Our favorite event of the day came next; a visit to a section of the old city. From the bus parking lot it was about a fifteen minute walk along the outside of the “People’s Park”. Here we set upon by the most aggressive “Hawkers” and beggars we had encountered thus far. By now we were old hands of dealing with this segment of the Chinese society, and were able to proceed without much delay. Upon entering an extremely narrow covered alley, we were not bothered again, as though an imaginary boundary had been crossed. On both sides of the “alley” were “stalls” selling just about everything one could imagine, but they were not shabby businesses. Each seemed to specialize in one or two items, and all seemed to have three or four clerks in attendance. Since we were on our way to a lovely garden and home, we were not permitted to stop and shop – that was to come later. I did spot a shop selling belts and wallets that I wanted to return to that Barbara and I later managed to visit. The belts that the well dressed Chinese men were wearing were particularly appealing to me and I wanted to see about getting one. After dealing with more crowds at the garden, we were given 30 minutes to shop – and we were successful – with two minutes to spare. Then we had to troop back to the bus, and run the gauntlet once again. Here in the Orient there is one dish that is very popular, in fact there was a shop with a huge line waiting to buy “steamed buns”, which are dumplings filled with a variety of seafood, etc. Nearby was the shop selling the belt that I was looking for at around $8 US.
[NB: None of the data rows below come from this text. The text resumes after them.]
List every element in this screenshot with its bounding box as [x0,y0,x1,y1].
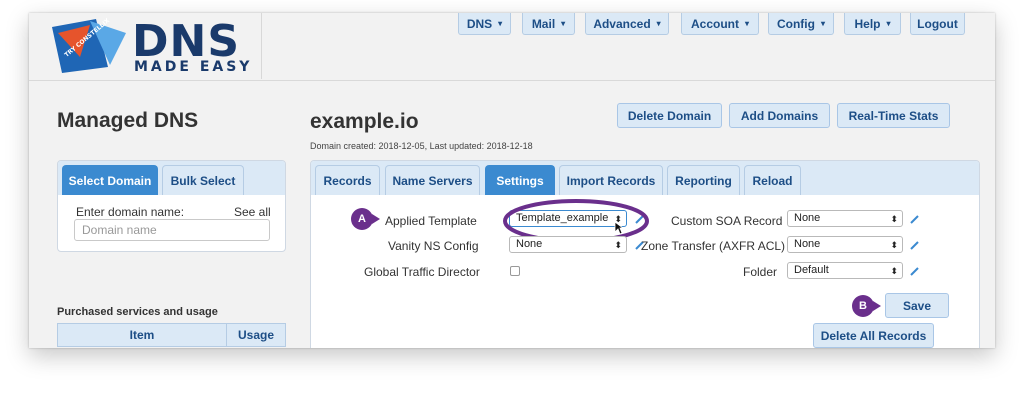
nav-dns[interactable]: DNS ▾ [458,13,511,35]
header: TRY CONSTELLIX DNS MADE EASY DNS ▾ Mail ▾ … [29,13,995,81]
chevron-down-icon: ▾ [498,19,503,28]
applied-template-label: Applied Template [385,214,477,228]
custom-soa-label: Custom SOA Record [671,214,783,228]
nav-mail[interactable]: Mail ▾ [522,13,575,35]
add-domains-button[interactable]: Add Domains [729,103,830,128]
custom-soa-value: None [794,212,821,224]
select-arrow-icon: ⬍ [614,240,622,250]
select-arrow-icon: ⬍ [890,214,898,224]
tab-records[interactable]: Records [315,165,380,195]
edit-pencil-icon[interactable] [910,214,920,224]
zone-transfer-label: Zone Transfer (AXFR ACL) [641,239,786,253]
save-button[interactable]: Save [885,293,949,318]
nav-advanced-label: Advanced [593,16,651,31]
vanity-ns-select[interactable]: None ⬍ [509,236,627,253]
vanity-ns-label: Vanity NS Config [388,239,479,253]
chevron-down-icon: ▾ [561,19,566,28]
chevron-down-icon: ▾ [656,19,661,28]
logo[interactable]: TRY CONSTELLIX DNS MADE EASY [34,13,262,79]
app-window: TRY CONSTELLIX DNS MADE EASY DNS ▾ Mail ▾ … [29,13,995,348]
chevron-down-icon: ▾ [820,19,825,28]
nav-account-label: Account [690,16,739,31]
folder-label: Folder [743,265,778,279]
tab-settings[interactable]: Settings [485,165,555,195]
annotation-b-pointer [873,301,881,311]
nav-mail-label: Mail [531,16,556,31]
main-tabbar: Records Name Servers Settings Import Rec… [311,161,979,195]
chevron-down-icon: ▾ [744,19,749,28]
zone-transfer-select[interactable]: None ⬍ [787,236,903,253]
zone-transfer-value: None [794,238,821,250]
tab-reporting[interactable]: Reporting [667,165,740,195]
select-arrow-icon: ⬍ [890,266,898,276]
folder-value: Default [794,264,829,276]
nav-dns-label: DNS [466,16,493,31]
custom-soa-select[interactable]: None ⬍ [787,210,903,227]
logo-mark-icon: TRY CONSTELLIX [52,17,126,73]
nav-help-label: Help [854,16,881,31]
tab-reload[interactable]: Reload [744,165,801,195]
nav-account[interactable]: Account ▾ [681,13,759,35]
sidebar-tabbar: Select Domain Bulk Select [58,161,285,195]
domain-meta: Domain created: 2018-12-05, Last updated… [310,141,533,151]
nav-logout-label: Logout [917,16,958,31]
tab-import-records[interactable]: Import Records [559,165,663,195]
annotation-b-badge: B [852,295,874,317]
table-header-item: Item [57,323,227,347]
annotation-a-pointer [372,214,380,224]
table-header-usage: Usage [226,323,286,347]
nav-config[interactable]: Config ▾ [768,13,834,35]
domain-title: example.io [310,110,419,133]
gtd-label: Global Traffic Director [364,265,480,279]
delete-all-records-button[interactable]: Delete All Records [813,323,934,348]
tab-select-domain[interactable]: Select Domain [62,165,158,195]
chevron-down-icon: ▾ [886,19,891,28]
nav-logout[interactable]: Logout [910,13,965,35]
delete-domain-button[interactable]: Delete Domain [617,103,722,128]
tab-name-servers[interactable]: Name Servers [385,165,480,195]
select-arrow-icon: ⬍ [890,240,898,250]
vanity-ns-value: None [516,238,543,250]
edit-pencil-icon[interactable] [910,266,920,276]
tab-bulk-select[interactable]: Bulk Select [162,165,244,195]
edit-pencil-icon[interactable] [910,240,920,250]
domain-settings-panel: Records Name Servers Settings Import Rec… [310,160,980,348]
domain-search-input[interactable]: Domain name [74,219,270,241]
logo-made-easy-text: MADE EASY [134,59,253,75]
annotation-a-badge: A [351,208,373,230]
mouse-cursor-icon [614,221,624,235]
gtd-checkbox[interactable] [510,266,520,276]
see-all-link[interactable]: See all [234,205,271,219]
nav-help[interactable]: Help ▾ [844,13,901,35]
domain-select-panel: Select Domain Bulk Select Enter domain n… [57,160,286,252]
nav-config-label: Config [776,16,815,31]
page-title: Managed DNS [57,109,199,132]
purchased-services-title: Purchased services and usage [57,306,218,318]
domain-name-label: Enter domain name: [76,205,185,219]
nav-advanced[interactable]: Advanced ▾ [585,13,669,35]
real-time-stats-button[interactable]: Real-Time Stats [837,103,950,128]
folder-select[interactable]: Default ⬍ [787,262,903,279]
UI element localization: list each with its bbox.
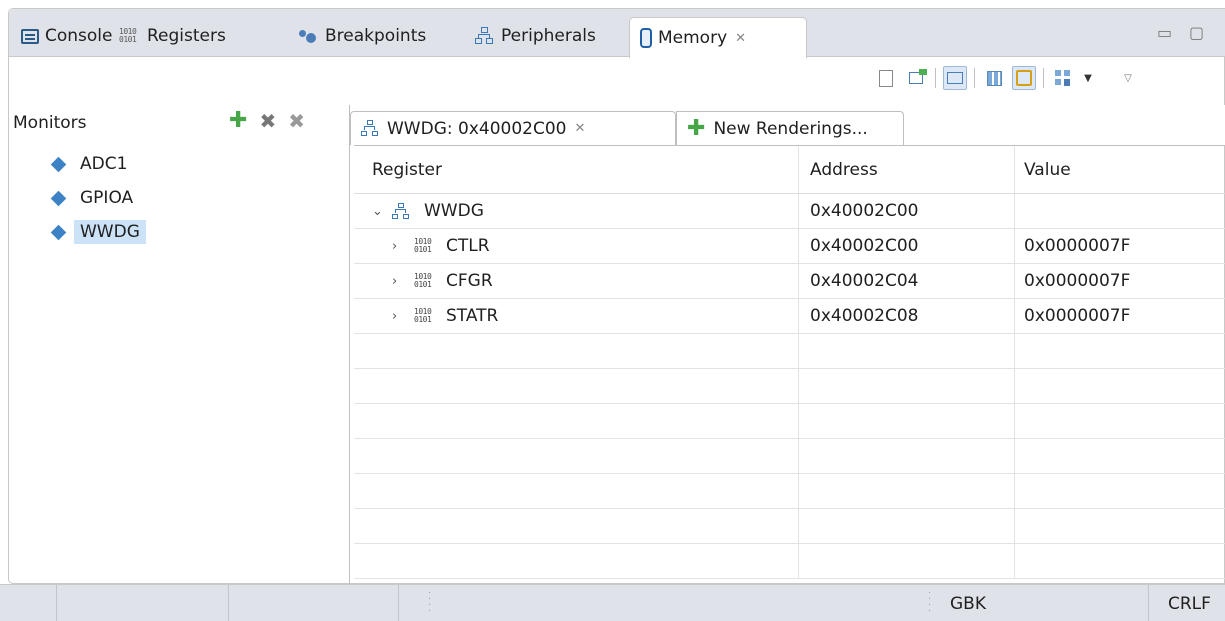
monitors-actions: ✚ ✖ ✖ <box>229 110 305 132</box>
close-rendering-icon[interactable]: ✕ <box>574 121 585 136</box>
toggle-columns-button[interactable] <box>982 66 1006 90</box>
table-row-group[interactable]: ⌄ WWDG 0x40002C00 <box>354 194 1225 229</box>
monitors-title: Monitors <box>13 113 87 133</box>
layout-button[interactable] <box>1051 66 1075 90</box>
console-icon <box>21 28 39 44</box>
peripherals-icon <box>361 120 379 137</box>
chevron-down-icon[interactable]: ⌄ <box>372 204 386 219</box>
layout-dropdown-button[interactable]: ▼ <box>1081 66 1095 90</box>
empty-row <box>354 544 1225 579</box>
header-register[interactable]: Register <box>354 160 798 180</box>
sync-icon <box>1016 70 1032 86</box>
table-header: Register Address Value <box>354 146 1225 194</box>
add-monitor-icon[interactable]: ✚ <box>229 110 247 132</box>
monitor-diamond-icon <box>50 190 67 206</box>
monitors-pane: Monitors ✚ ✖ ✖ ADC1 GPIOA WWDG <box>9 105 349 583</box>
tab-wwdg-rendering[interactable]: WWDG: 0x40002C00 ✕ <box>350 111 676 145</box>
link-rendering-button[interactable] <box>904 66 928 90</box>
monitor-item-gpioa[interactable]: GPIOA <box>9 181 349 215</box>
register-icon: 1010 0101 <box>414 307 432 324</box>
empty-row <box>354 509 1225 544</box>
status-separator-handle[interactable]: · · · · <box>428 589 431 617</box>
tab-console[interactable]: Console <box>11 17 113 55</box>
layout-icon <box>1055 70 1071 86</box>
rendering-pane: WWDG: 0x40002C00 ✕ ✚ New Renderings... R… <box>349 105 1225 584</box>
remove-all-monitors-icon[interactable]: ✖ <box>288 111 305 131</box>
header-address[interactable]: Address <box>798 160 1014 180</box>
status-line-ending[interactable]: CRLF <box>1168 594 1211 614</box>
maximize-icon[interactable]: ▢ <box>1189 23 1204 42</box>
remove-monitor-icon[interactable]: ✖ <box>259 111 276 131</box>
chevron-right-icon[interactable]: › <box>392 309 406 324</box>
columns-icon <box>986 70 1002 86</box>
status-separator-handle[interactable]: · · · · <box>928 589 931 617</box>
add-rendering-icon: ✚ <box>687 115 706 141</box>
chevron-right-icon[interactable]: › <box>392 274 406 289</box>
chevron-right-icon[interactable]: › <box>392 239 406 254</box>
empty-row <box>354 474 1225 509</box>
rendering-tabs: WWDG: 0x40002C00 ✕ ✚ New Renderings... <box>350 105 1225 145</box>
memory-view: Console 1010 0101 Registers Breakpoints P… <box>8 8 1225 584</box>
peripherals-icon <box>475 27 495 45</box>
tab-breakpoints[interactable]: Breakpoints <box>289 17 426 55</box>
peripherals-icon <box>392 202 410 220</box>
header-value[interactable]: Value <box>1014 160 1225 180</box>
new-memory-view-button[interactable] <box>874 66 898 90</box>
table-row[interactable]: › 1010 0101 CTLR 0x40002C00 0x0000007F <box>354 229 1225 264</box>
tab-registers[interactable]: 1010 0101 Registers <box>109 17 226 55</box>
monitor-list: ADC1 GPIOA WWDG <box>9 147 349 249</box>
empty-row <box>354 404 1225 439</box>
empty-row <box>354 369 1225 404</box>
status-bar: · · · · · · · · GBK CRLF <box>0 584 1225 621</box>
monitor-diamond-icon <box>50 156 67 172</box>
memory-icon <box>640 28 652 48</box>
tab-memory[interactable]: Memory ✕ <box>629 17 807 58</box>
register-icon: 1010 0101 <box>414 237 432 254</box>
monitor-item-adc1[interactable]: ADC1 <box>9 147 349 181</box>
register-table: Register Address Value ⌄ WWDG 0x40002C00… <box>354 145 1225 579</box>
empty-row <box>354 334 1225 369</box>
breakpoints-icon <box>299 29 319 43</box>
memory-toolbar: ▼ ▽ <box>871 63 1143 93</box>
view-tab-strip: Console 1010 0101 Registers Breakpoints P… <box>9 9 1225 58</box>
view-menu-button[interactable]: ▽ <box>1116 66 1140 90</box>
tab-new-renderings[interactable]: ✚ New Renderings... <box>676 111 904 145</box>
register-icon: 1010 0101 <box>414 272 432 289</box>
monitor-item-wwdg[interactable]: WWDG <box>9 215 349 249</box>
split-pane-icon <box>947 72 963 84</box>
close-tab-icon[interactable]: ✕ <box>735 31 746 46</box>
view-menu-icon: ▽ <box>1124 72 1132 84</box>
status-encoding[interactable]: GBK <box>950 594 986 614</box>
toggle-split-button[interactable] <box>943 66 967 90</box>
registers-icon: 1010 0101 <box>119 27 137 44</box>
minimize-icon[interactable]: ▭ <box>1157 23 1172 42</box>
table-row[interactable]: › 1010 0101 CFGR 0x40002C04 0x0000007F <box>354 264 1225 299</box>
tab-peripherals[interactable]: Peripherals <box>465 17 596 55</box>
empty-row <box>354 439 1225 474</box>
new-page-icon <box>879 69 893 87</box>
dropdown-arrow-icon: ▼ <box>1084 72 1092 84</box>
monitor-diamond-icon <box>50 224 67 240</box>
toggle-sync-button[interactable] <box>1012 66 1036 90</box>
table-row[interactable]: › 1010 0101 STATR 0x40002C08 0x0000007F <box>354 299 1225 334</box>
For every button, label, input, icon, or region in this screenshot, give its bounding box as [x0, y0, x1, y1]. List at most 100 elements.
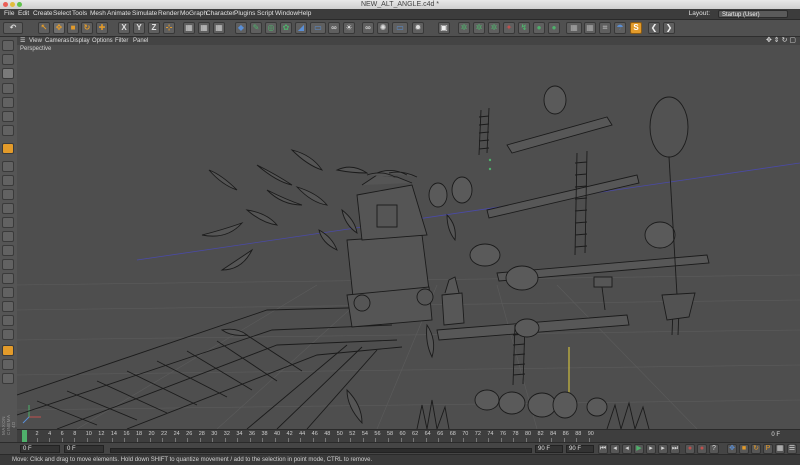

We made it back the ship in time for dinner, and the evening’s entertainment. I would have liked to have stayed up for the midnight sail-away, but was just too tired.
The big disappointment in Shanghai, for us, was the ship having to dock so far from the city. There would be no interesting after dinner strolls ashore, and no beautiful city skylines to view. We have come to enjoy just being with the local population after dark.
I am finally finding the time to write this report after spending two wonderful days in Hong Kong – now there is a city worth writing home about – that’s next!
Till time then, we send our regards as we sail south through the South China Sea on our way to Singapore.